Yield: 68%; m.p. 306 °C; R_F = 0.44 (SiO₂, CHCl₃/MeOH, 95:5); UV–Vis (CHCl₃): λ_max(log ε) = 269 nm (4.34); IR (ATR): ν = 3398w, 2193m, 1651m, 1621s, 1570m, 1537s, 1474m, 1325m, 1232m, 1174m, 1025m, 957w, 877w, 759m, 716m, 689m, 623m, 572m, 511m cm⁻¹; ¹H NMR (500 MHz, CDCl₃): δ = 8.58 (d, J = 4.0 Hz, 1H, 23-H), 8.52 (d, J = 2.4 Hz, 1H, 22-H), 7.79 (d, J = 7.9 Hz, 1H, 25-H), 7.42–7.27 (m, 5H, 2-H, 3-H, 5-H, 6-H, 24-H), 6.65 (d, J = 7.4 Hz, 1H, 4-H), 5.08 (s, 1H, 15-H), 2.58 (s, 3H, 10-H), 2.37 (s, 3H, 19-H), 1.70 (s, 3H, 17-H) ppm; ¹³C NMR (126 MHz, CDCl₃): δ = 196.8 (C-18), 156.3 (C-12), 155.1 (C-11), 147.2 (C-23), 147.1 (C-22), 145.3 (C-7), 144.3 (C-13), 140.9 (C-9), 137.5 (C-1), 135.8 (C-25), 129.7 (C-3, C-5), 128.7 (C-2, C-6), 124.2 (C-20), 123.7 (C-21), 122.4 (C-4), 121.8 (C-14), 100.0 (C-8), 69.8 (C-16), 38.1 (C-15), 30.7 (C-19), 19.1 (C-17), 13.5 (C-10) ppm; MS (ESI, MeOH): m/z 436 (100%, [M+H]⁺); analysis calcd.for C₂₅H₂₁N₇O (435.48): C 68.95, H 4.86, N 22.51; found: C 68.80, H 4.97, N 22.31.
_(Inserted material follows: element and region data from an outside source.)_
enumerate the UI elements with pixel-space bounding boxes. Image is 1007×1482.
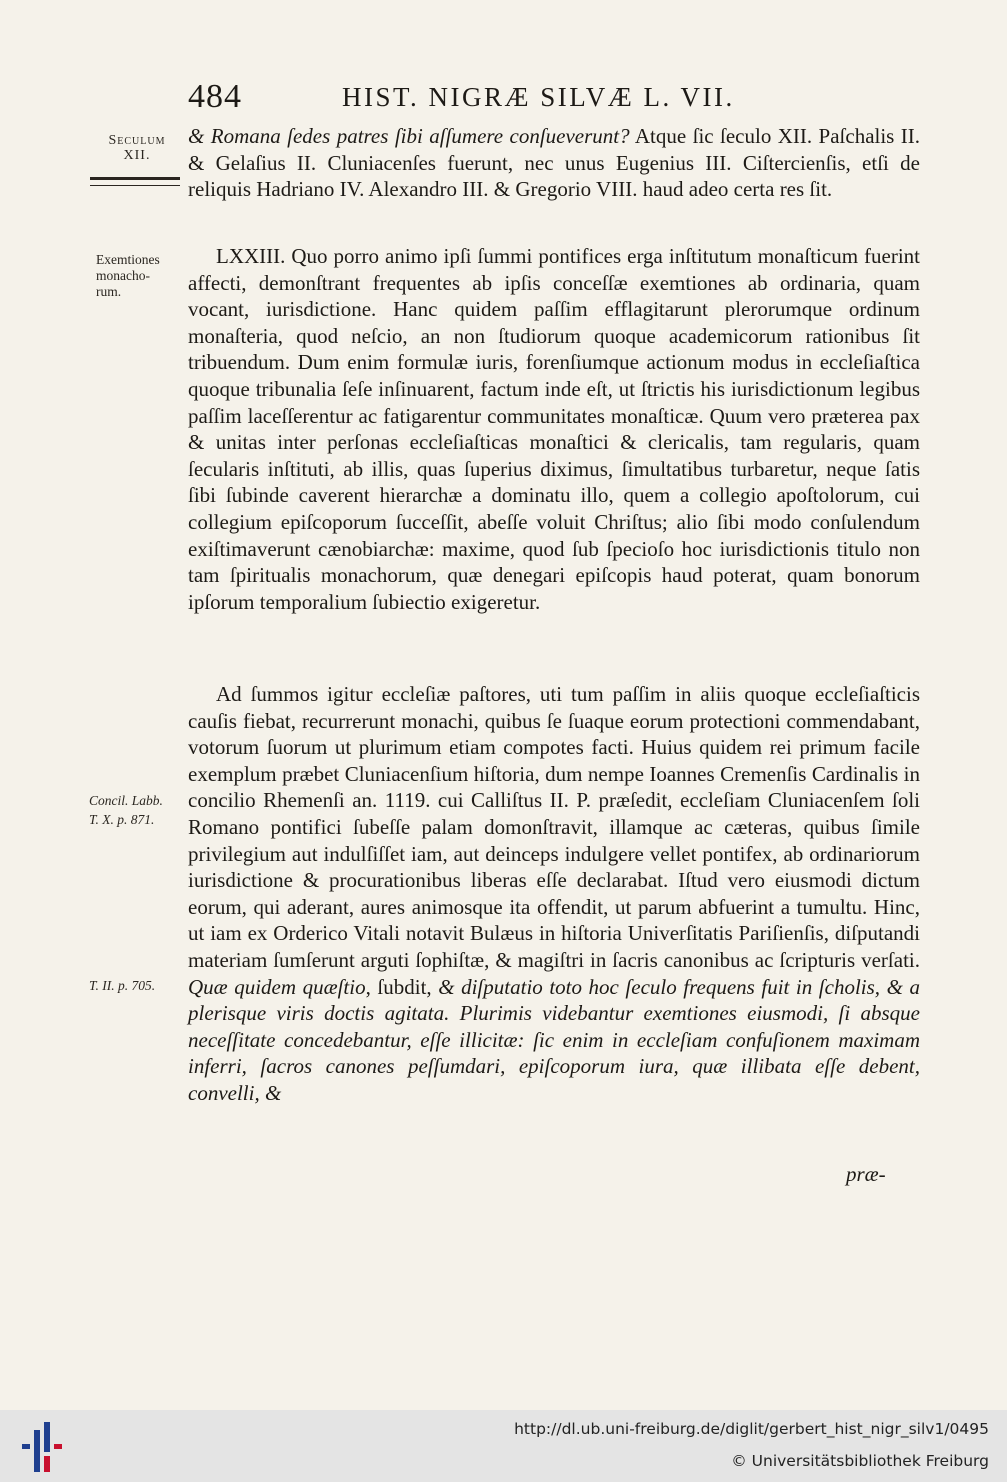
page-header <box>0 78 1007 118</box>
paragraph-1 <box>188 123 920 203</box>
margin-note-exemtiones <box>96 252 186 300</box>
paragraph-1-italic: & Romana ſedes patres ſibi aſſumere conſueverunt? <box>188 124 630 148</box>
margin-concil-line2: T. X. p. 871. <box>89 812 155 827</box>
margin-note-seculum <box>93 133 181 163</box>
margin-seculum-number: XII. <box>123 148 151 163</box>
margin-concil-line1: Concil. Labb. <box>89 793 163 808</box>
copyright-notice: © Universitätsbibliothek Freiburg <box>731 1452 989 1470</box>
margin-note-t2: T. II. p. 705. <box>89 978 156 993</box>
margin-rule <box>90 177 180 186</box>
paragraph-1-text: Atque ſic ſeculo XII. Paſchalis II. & Gelaſius II. Cluniacenſes fuerunt, nec unus Eugenius III. Ciſtercienſis, etſi de reliquis Hadriano IV. Alexandro III. & Gregorio VIII. haud adeo certa res ſit. <box>188 124 920 202</box>
catchword: præ- <box>846 1162 886 1186</box>
paragraph-3-italic-1: Quæ quidem quæſtio <box>188 974 366 999</box>
paragraph-3-text: Ad ſummos igitur eccleſiæ paſtores, uti tum paſſim in aliis quoque eccleſiaſticis cauſis fiebat, recurrerunt monachi, quibus ſe ſuaque eorum protectioni commendabant, votorum ſuorum ut plurimum etiam compotes facti. Huius quidem rei primum facile exemplum præbet Cluniacenſium hiſtoria, dum nempe Ioannes Cremenſis Cardinalis in concilio Rhemenſi an. 1119. cui Calliſtus II. P. præſedit, eccleſiam Cluniacenſem ſoli Romano pontifici ſubeſſe palam domonſtravit, illamque ac cæteras, quibus ſimile privilegium aut indulſiſſet iam, aut deinceps indulgere vellet pontifex, ab ordinariorum iurisdictione & procurationibus liberas eſſe declarabat. Iſtud vero eiusmodi dictum eorum, qui aderant, aures animosque ita offendit, ut parum abfuerint a tumultu. Hinc, ut iam ex Orderico Vitali notavit Bulæus in hiſtoria Univerſitatis Pariſienſis, diſputandi materiam ſumſerunt arguti ſophiſtæ, & magiſtri in ſacris canonibus ac ſcripturis verſati. <box>188 682 920 972</box>
permalink-url[interactable]: http://dl.ub.uni-freiburg.de/diglit/gerbert_hist_nigr_silv1/0495 <box>514 1420 989 1438</box>
ub-freiburg-logo-icon <box>22 1422 64 1472</box>
paragraph-3 <box>188 681 920 1107</box>
paragraph-3-italic-2: & diſputatio toto hoc ſeculo frequens fuit in ſcholis, & a plerisque viris doctis agitata. Plurimis videbantur exemtiones eiusmodi, ſi absque neceſſitate concedebantur, eſſe illicitæ: ſic enim in eccleſiam confuſionem maximam inferri, ſacros canones peſſumdari, epiſcoporum iura, quæ illibata eſſe debent, convelli, & <box>188 974 920 1105</box>
page-number: 484 <box>188 78 242 115</box>
running-title: HIST. NIGRÆ SILVÆ L. VII. <box>342 82 735 112</box>
margin-exemtiones-line2: monacho- <box>96 268 150 283</box>
paragraph-2: LXXIII. Quo porro animo ipſi ſummi pontifices erga inſtitutum monaſticum fuerint affecti, demonſtrant frequentes ab ipſis conceſſæ exemtiones ab ordinaria, quam vocant, iurisdictione. Hanc quidem paſſim efflagitarunt plerorumque ordinum monaſteria, quod neſcio, an non ſtudiorum quoque academicorum rationibus ſit tribuendum. Dum enim formulæ iuris, forenſiumque actionum modus in eccleſiaſtica quoque tribunalia ſeſe inſinuarent, factum inde eſt, ut ſtrictis his iurisdictionum legibus paſſim laceſſerentur ac fatigarentur communitates monaſticæ. Quum vero præterea pax & unitas inter perſonas eccleſiaſticas monaſtici & clericalis, tam regularis, quam ſecularis inſtituti, ab illis, quas ſuperius diximus, ſimultatibus turbaretur, neque ſatis ſibi ſubinde caverent hierarchæ a dominatu illo, quem a collegio apoſtolorum, cui collegium epiſcoporum ſucceſſit, abeſſe voluit Chriſtus; alio ſibi modo conſulendum exiſtimaverunt cænobiarchæ: maxime, quod ſub ſpecioſo hoc iurisdictionis titulo non tam ſpiritualis monachorum, quæ denegari epiſcopis haud poterat, quam bonorum ipſorum temporalium ſubiectio exigeretur. <box>188 244 920 614</box>
margin-exemtiones-line3: rum. <box>96 284 122 299</box>
margin-exemtiones-line1: Exemtiones <box>96 252 160 267</box>
margin-note-concil <box>89 791 181 829</box>
margin-seculum-label: Seculum <box>108 133 166 148</box>
footer-bar <box>0 1410 1007 1482</box>
paragraph-3-mid: , ſubdit, <box>365 974 439 999</box>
3.3. Cytotoxicity Assay (SRB Assay)

The cell lines were obtained from Department of oncology (MartinLutherUniversity Halle-Wittenberg). Cultures were maintained as monolayers in RPMI 1640 medium with l-glutamine (Capricorn Scientific GmbH, Ebsdorfergrund, Germany) supplemented with 10% heat-inactivated fetal bovine serum (Sigma-Aldrich Chemie GmbH, Steinheim, Germany) and penicillin/streptomycin (1%, Capricorn Scientific GmbH, Ebsdorfergrund, Germany) at 37 °C in a humidified atmosphere with 5% CO₂.
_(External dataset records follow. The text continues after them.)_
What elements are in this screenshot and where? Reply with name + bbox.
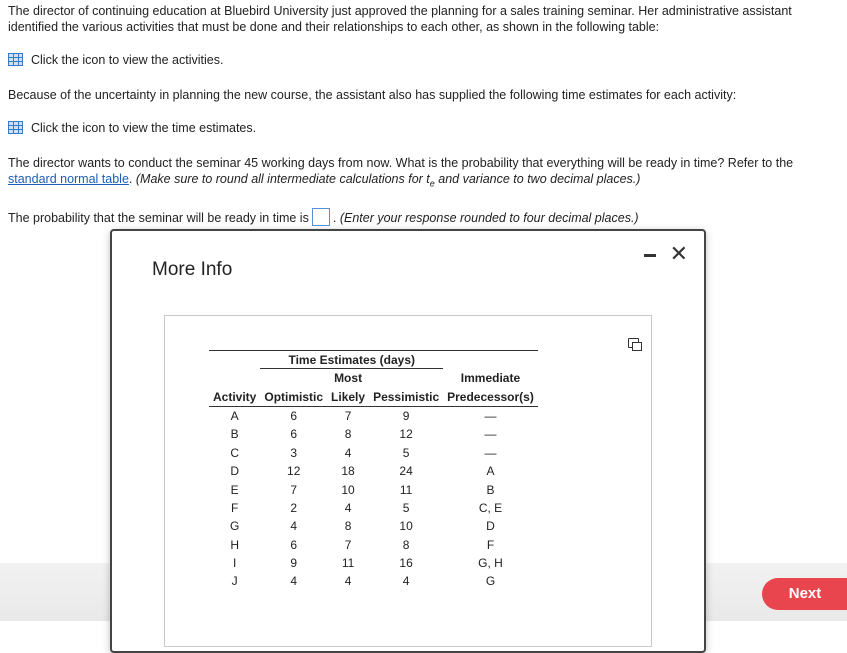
table-cell: 4 [290,519,298,534]
table-cell: 9 [290,556,298,571]
table-row [209,536,538,554]
table-cell: E [230,482,239,497]
estimates-link[interactable]: Click the icon to view the time estimates. [8,120,256,136]
group-header: Time Estimates (days) [260,351,443,369]
table-cell: — [484,408,497,423]
table-icon[interactable] [8,121,23,134]
table-cell: G [485,574,496,589]
table-cell: 10 [341,482,355,497]
table-cell: — [484,445,497,460]
question-text: The director wants to conduct the seminar 45 working days from now. What is the probability that everything will be ready in time? Refer to the standard normal table. (Make sure to round all intermediate calculations for $t_e$ and variance to two decimal places.) [8,156,794,189]
table-cell: A [230,408,239,423]
table-cell: 16 [399,556,413,571]
table-cell: 6 [290,408,298,423]
table-cell: 11 [341,556,355,571]
table-cell: B [486,482,495,497]
table-cell: 24 [399,464,413,479]
table-row [209,462,538,480]
table-row [209,444,538,462]
table-cell: 5 [402,445,410,460]
table-cell: C, E [478,500,503,515]
table-cell: 5 [402,500,410,515]
table-cell: 7 [344,408,352,423]
table-cell: D [486,519,495,534]
table-cell: D [230,464,240,479]
activities-link[interactable]: Click the icon to view the activities. [8,52,223,68]
table-row [209,554,538,572]
table-row [209,517,538,535]
close-icon[interactable]: ✕ [669,241,688,266]
more-info-dialog [110,229,706,653]
table-cell: 4 [344,445,352,460]
table-cell: 18 [341,464,355,479]
table-cell: C [230,445,240,460]
table-row [209,480,538,498]
table-cell: 9 [402,408,410,423]
table-row [209,499,538,517]
probability-answer-input[interactable] [312,208,330,226]
table-cell: 3 [290,445,298,460]
table-cell: 4 [344,574,352,589]
table-cell: G, H [478,556,503,571]
table-cell: 6 [290,537,298,552]
table-cell: — [484,427,497,442]
table-cell: 12 [399,427,413,442]
next-button[interactable]: Next [762,578,847,610]
table-cell: 4 [290,574,298,589]
answer-line: The probability that the seminar will be ready in time is . (Enter your response rounded to four decimal places.) [8,208,639,226]
copy-icon[interactable] [628,338,639,348]
table-cell: I [233,556,237,571]
table-cell: 2 [290,500,298,515]
table-row [209,425,538,443]
table-cell: A [486,464,495,479]
table-cell: B [230,427,239,442]
table-cell: G [230,519,240,534]
table-cell: F [231,500,239,515]
table-cell: 8 [402,537,410,552]
minimize-icon[interactable] [644,254,656,257]
rounding-instruction: (Make sure to round all intermediate calculations for $t_e$ and variance to two decimal places.) [135,172,641,189]
table-cell: 8 [344,427,352,442]
table-row [209,572,538,590]
table-cell: H [230,537,240,552]
intro-text: The director of continuing education at Bluebird University just approved the planning for a sales training seminar. Her administrative assistant identified the various activities that must be done and their relationships to each other, as shown in the following table: [8,4,792,34]
dialog-title: More Info [152,259,233,280]
table-cell: F [486,537,495,552]
table-cell: 6 [290,427,298,442]
table-cell: 12 [287,464,301,479]
table-cell: 4 [402,574,410,589]
table-icon[interactable] [8,53,23,66]
time-estimates-table: Time Estimates (days) Most Immediate Activity Optimistic Likely Pessimistic Predecessor(s) A 6 7 9 — B 6 8 12 — C 3 4 5 — D 12 18 24 A E 7 10 11 B F 2 4 5 C, E G 4 8 10 D H 6 7 8 F I 9 11 16 G, H J 4 4 4 G [209,350,538,591]
table-cell: J [231,574,238,589]
table-row [209,406,538,425]
standard-normal-table-link[interactable]: standard normal table [8,172,129,186]
table-cell: 8 [344,519,352,534]
time-estimates-panel [164,315,652,647]
table-cell: 11 [399,482,413,497]
table-cell: 7 [290,482,298,497]
table-cell: 4 [344,500,352,515]
table-cell: 10 [399,519,413,534]
uncertainty-text: Because of the uncertainty in planning the new course, the assistant also has supplied the following time estimates for each activity: [8,88,737,102]
table-cell: 7 [344,537,352,552]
The cytotoxicity of the compounds was evaluated using the sulforhodamine-B (Kiton-Red S, ABCR: Karlsruhe, Germany) microculture colorimetric assay using confluent cells in 96-well plates with the seeding of the cells on day 0,by applying appropriate cell densities to prevent confluence of the cells during the period of the experiment. On day 1, the cells were treated with six different concentrations (1, 3, 7, 12, 20 and 30 μM); thereby, the final concentration of DMSO was always <0.5%, generally regarded as non-toxic to the cells. On day 4, the supernatant medium was discarded; the cells were fixed with 10% trichloroacetic acid. After another day at 4 °C, the cells were washed in a strip washer and dyed with the SRB solution (100 μL, 0.4% in 1% acetic acid) for about 20 min to be followed by washing of the plates (four times, 1% acetic acid) and air-drying overnight. Furthermore, Tris base solution (200 μL, 10 mM) was added to each well, and absorbance was measured at λ = 570 nm employing a reader (96 wells, Tecan Spectra, Crailsheim, Germany). The EC₅₀ values were averaged from three independent experiments performed each in triplicate, calculated from semi-logarithmic dose–response curves applying a non-linear four-parameter Hill-slope equation (GraphPad Prism5 vom Graphpad Software Inc., San Diego, USA; the variables top and bottom were set to 100 and 0, respectively).

4. Conclusions

In summary, a new class of pyrazolo[4,3-e]pyrido[1,2-a]pyrimidine derivatives was designed, synthesized, characterized and evaluated for its cytotoxic activity toward five human cancer cell lines A375, HT-29, MCF-7, A2780, FaDu, as well as non-malignant NIH 3T3 and HEK293. Compound 7e displayed a noteworthy cytotoxic effect toward all cancer cell lines. An SAR study demonstrated that fused heterocyclespyrazole, pyridine and pyrimidine and group linked to the aryl moiety E in the para position, especially the presence of a bromine substituent, seem to play a crucial role in the cytotoxic activities. In addition, the molecular docking indicated that this class of heterocyclic molecules exhibits important binding energy and interaction with interesting residues of anticancer targets such as, DHFR, VEGFR2, HER-2/neu, hCA-IX, CDK6 and LOX5.